Shop around for best mortgage deal

September 13, 1992|By James M. Woodard | James M. Woodard,Copley News Service

When shopping for the best home financing loan, the low interest rates offered for adjustable rate mortgages may appeal to you. But take special note of the index used to determine the future changes in the loan's interest rate.

One index could be 100 times more volatile than another, according to a report from Great Western Financial Corp. Translation: some indexes are much more likely to zoom up or down than others, significantly increasing your risk. Those rate adjustments will directly affect the amount you pay in monthly mortgage payments.

The Certificate of Deposit index is probably the most volatile of all currently used indexes. And this index is used with an increasing number of mortgage loan offerings.

"An ARM loan tied to a CD index is much more volatile than one using a Federal Cost of Funds Index," the Great Western report )) stated. "This can result in serious 'payment shock' for borrowers."

Generally, these loans do not offer annual payment caps, as do loans using other indexes. If interest rates increase an average of 2 percentage points a year over four years, borrowers could see their monthly mortgage payments increase 56 percent, the report pointed out.

VTC During the same period, if the borrower had a loan tied to a Cost of Funds index, the increase would have been about 24 percent.

On the other hand, when you take a high-risk CD-index mortgage loan, you can usually benefit from a lower initial interest rate than other ARMs offer. That index also could potentially go down as fast as it goes up. But with today's mortgage interest rates at a 20-year low, it's more likely the interest rate curve will go upward.

Consider the history of index rates. The 6-month CD index rose about 14 percent over 21 months between October 1980 and June 1982. The highest Cost of Funds index was 13.6 percent for one month (October 1981).

More recently, the CD index was 10.53 percent in March 1989. The Cost of Funds index at that time was 8.8 percent.

"If I were buying and financing a home at this time, I would prefer an adjustable rate mortgage tied to the one-year Treasury Bill index," said Tom Cross, a regional sales manager for First Nationwide Bank. "This index is comparatively stable and calculates interest rate changes only once per year.

"And it limits increases to a maximum of 2 percentage points per year. There's no possibility of 'negative amortization' with these loans."

Loans tied to a Cost of Funds index can change interest rates monthly, but the total payment stays the same for one-year increments. So if the interest rate increases to the point where the interest amount is greater than the payment, the overage is added to the loan balance, thus creating negative amortization.

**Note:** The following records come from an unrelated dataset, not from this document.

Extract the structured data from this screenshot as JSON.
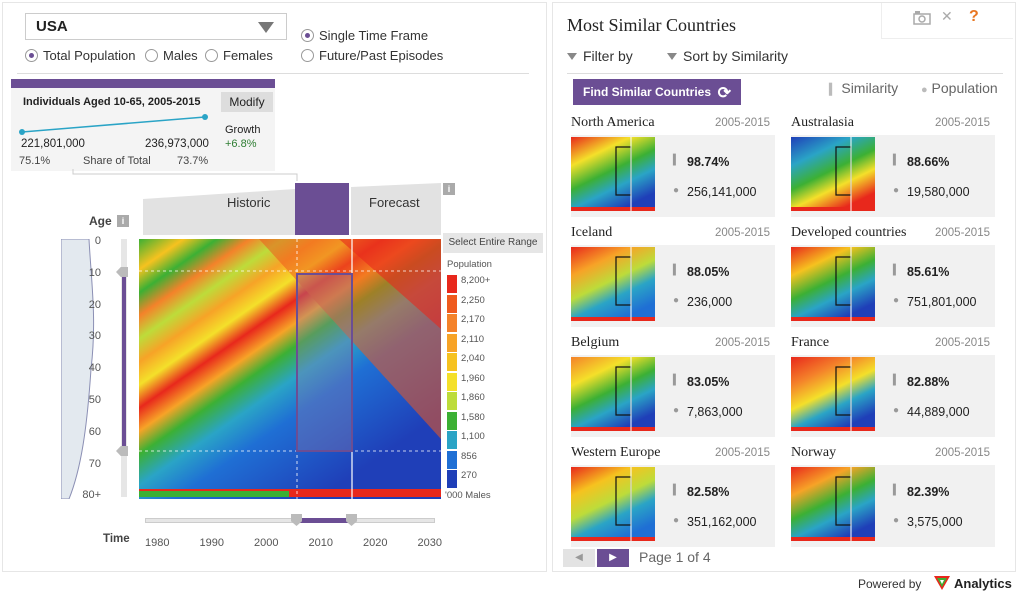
{
  "country": "USA",
  "timeframe": {
    "single": "Single Time Frame",
    "episodes": "Future/Past Episodes"
  },
  "population_type": {
    "total": "Total Population",
    "males": "Males",
    "females": "Females"
  },
  "info_card": {
    "title": "Individuals Aged 10-65, 2005-2015",
    "modify": "Modify",
    "start_value": "221,801,000",
    "end_value": "236,973,000",
    "growth_label": "Growth",
    "growth_value": "+6.8%",
    "share_start": "75.1%",
    "share_label": "Share of Total",
    "share_end": "73.7%"
  },
  "periods": {
    "historic": "Historic",
    "forecast": "Forecast",
    "select_range": "Select Entire Range"
  },
  "age_axis": {
    "title": "Age",
    "ticks": [
      "0",
      "10",
      "20",
      "30",
      "40",
      "50",
      "60",
      "70",
      "80+"
    ]
  },
  "time_axis": {
    "title": "Time",
    "ticks": [
      "1980",
      "1990",
      "2000",
      "2010",
      "2020",
      "2030"
    ]
  },
  "legend": {
    "title": "Population",
    "unit": "'000 Males",
    "labels": [
      "8,200+",
      "2,250",
      "2,170",
      "2,110",
      "2,040",
      "1,960",
      "1,860",
      "1,580",
      "1,100",
      "856",
      "270"
    ],
    "colors": [
      "#e8281c",
      "#ef5a1e",
      "#f4822a",
      "#f7a327",
      "#f6c21f",
      "#f4e02a",
      "#bddc3a",
      "#3cb034",
      "#2aa4c6",
      "#1f6fd4",
      "#1f3fb8"
    ]
  },
  "right": {
    "title": "Most Similar Countries",
    "filter_by": "Filter by",
    "sort_by": "Sort by Similarity",
    "find_btn": "Find Similar Countries",
    "col_similarity": "Similarity",
    "col_population": "Population",
    "icons": {
      "camera": "camera-icon",
      "close": "close-icon",
      "help": "help-icon"
    }
  },
  "cards": [
    {
      "name": "North America",
      "years": "2005-2015",
      "similarity": "98.74%",
      "population": "256,141,000"
    },
    {
      "name": "Australasia",
      "years": "2005-2015",
      "similarity": "88.66%",
      "population": "19,580,000"
    },
    {
      "name": "Iceland",
      "years": "2005-2015",
      "similarity": "88.05%",
      "population": "236,000"
    },
    {
      "name": "Developed countries",
      "years": "2005-2015",
      "similarity": "85.61%",
      "population": "751,801,000"
    },
    {
      "name": "Belgium",
      "years": "2005-2015",
      "similarity": "83.05%",
      "population": "7,863,000"
    },
    {
      "name": "France",
      "years": "2005-2015",
      "similarity": "82.88%",
      "population": "44,889,000"
    },
    {
      "name": "Western Europe",
      "years": "2005-2015",
      "similarity": "82.58%",
      "population": "351,162,000"
    },
    {
      "name": "Norway",
      "years": "2005-2015",
      "similarity": "82.39%",
      "population": "3,575,000"
    }
  ],
  "pager": {
    "text": "Page 1 of 4"
  },
  "footer": {
    "powered": "Powered by",
    "brand": "Analytics"
  }
}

"It's vitally important that borrowers learn and understand all aspects of the adjustable rate loan they are considering, including information about the index that will be used to determine future rates," Mr. Cross said. "A lot of people just don't understand these loans. It's always a good idea to %J consider a worse-case scenario."

Mr. Cross noted that most of his current loan applications are for fixed-rate mortgage loans.

"About 70 percent of our recent applications are for fixed-rate loans, and about 40 percent of those applications are for 15-year loans [as opposed to the more conventional 30-year loans].

"With today's low interest rates, most people want to lock in a firm rate on their new home financing or refinancing mortgage loan."

If you do select an ARM loan, be sure to periodically check your changing interest rate against the index used as the loan matures. Several recent surveys have revealed an alarming number of cases where lenders miscalculate their loan rate adjustments.

These surveys have been conducted by such credible groups as the Federal Deposit Insurance Corp., National Credit Union Administration and Office of Thrift Supervision. They have determined miscalculations in rate adjustments have been made 20 percent to 38 percent of ARM loans.